Tchad : un différend autour d’un puits fait au moins 42 morts à l’est

Une violente confrontation intercommunautaire a ensanglanté l’est du Tchad le samedi 25 avril 2026. Ce massacre puits Tchad Wadi Fira porte le bilan à au moins 42 victimes selon des sources administratives locales. Le drame s’est produit dans la province du Wadi Fira, précisément dans la sous-préfecture de Guéréda. Cette zone est déjà fragilisée par des tensions récurrentes liées aux ressources naturelles.

Une simple dispute qui dégénère en massacre

D’après l’AFP, tout serait parti d’un différend banal autour de l’accès à un point d’eau. Deux familles s’opposaient sur l’utilisation du puits dans le village d’Igote. La dispute a rapidement dégénéré en affrontements d’une rare violence entre membres de différentes communautés.

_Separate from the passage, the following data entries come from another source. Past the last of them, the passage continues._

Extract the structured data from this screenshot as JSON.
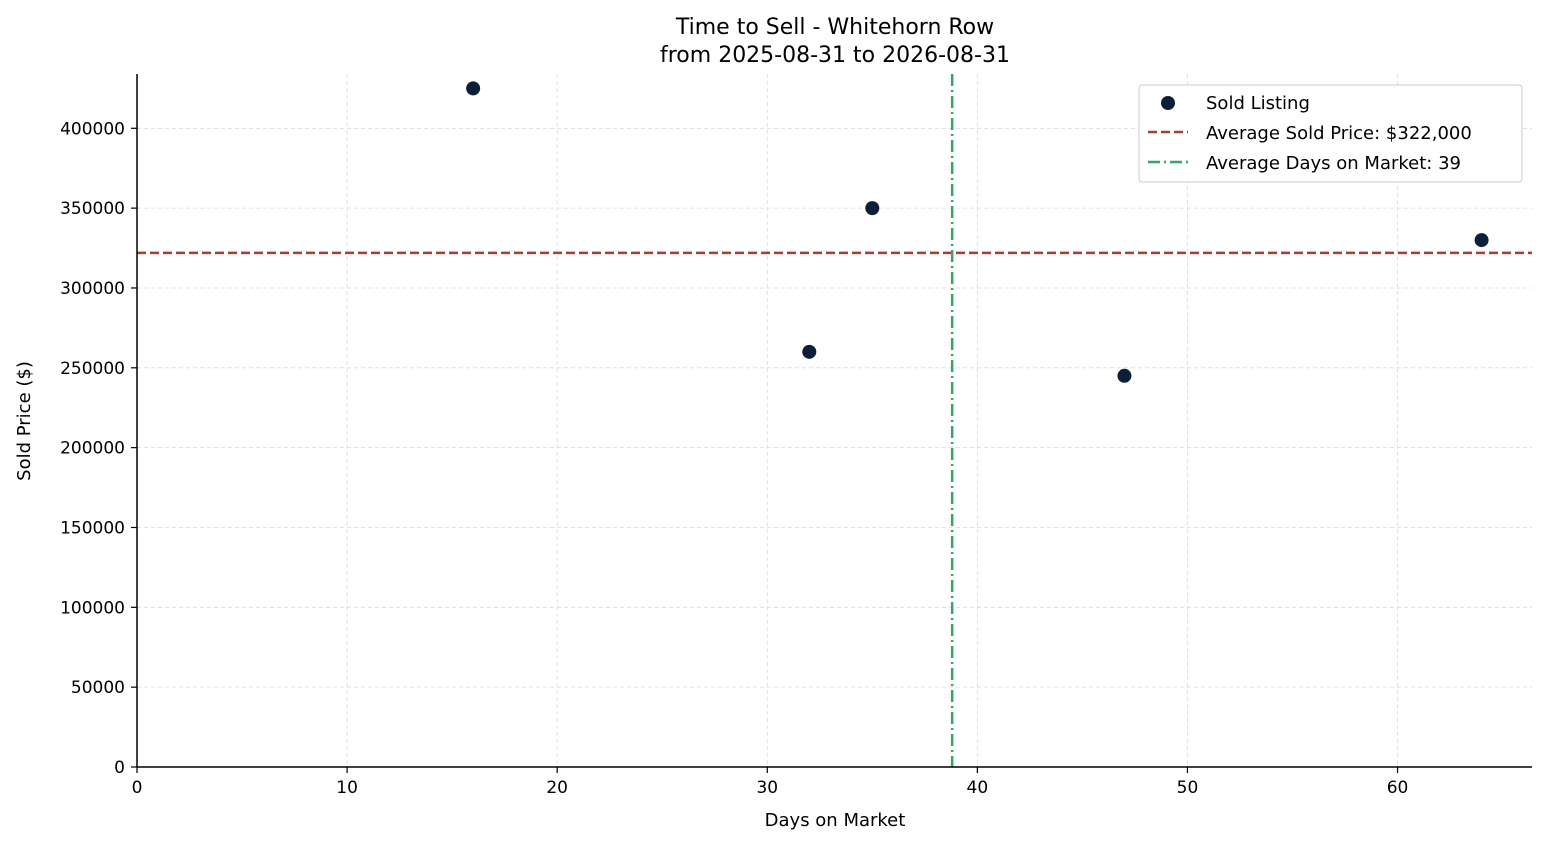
{
  "chart_data": {
    "type": "scatter",
    "title": "Time to Sell - Whitehorn Row",
    "subtitle": "from 2025-08-31 to 2026-08-31",
    "xlabel": "Days on Market",
    "ylabel": "Sold Price ($)",
    "xlim": [
      0,
      66.4
    ],
    "ylim": [
      0,
      434000
    ],
    "x_ticks": [
      0,
      10,
      20,
      30,
      40,
      50,
      60
    ],
    "y_ticks": [
      0,
      50000,
      100000,
      150000,
      200000,
      250000,
      300000,
      350000,
      400000
    ],
    "grid": true,
    "legend_position": "top-right",
    "series": [
      {
        "name": "Sold Listing",
        "points": [
          {
            "x": 16,
            "y": 425000
          },
          {
            "x": 32,
            "y": 260000
          },
          {
            "x": 35,
            "y": 350000
          },
          {
            "x": 47,
            "y": 245000
          },
          {
            "x": 64,
            "y": 330000
          }
        ]
      }
    ],
    "reference_lines": [
      {
        "label": "Average Sold Price: $322,000",
        "orientation": "horizontal",
        "value": 322000
      },
      {
        "label": "Average Days on Market: 39",
        "orientation": "vertical",
        "value": 38.8
      }
    ],
    "colors": {
      "points": "#0b1f3a",
      "avg_price": "#b03a2e",
      "avg_days": "#27ae60",
      "grid": "#d9d9d9",
      "axis": "#000000"
    }
  }
}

Le bilan humain particulièrement lourd témoigne de la brutalité des échanges. Brahim Issa Galmaye, délégué du gouvernement auprès de la province du Wadi Fira, a confirmé le drame à l’AFP. Outre les 42 morts, les autorités déplorent également une dizaine de blessés évacués vers un centre de santé de la région.

Une mobilisation gouvernementale au plus haut niveau

Face à l’ampleur de la situation, le président Mahamat Idriss Déby Itno a réagi rapidement. Plusieurs membres du gouvernement et de hauts responsables sécuritaires ont été dépêchés sur place dès le lendemain. La délégation était conduite par le vice-Premier ministre Limane Mahamat.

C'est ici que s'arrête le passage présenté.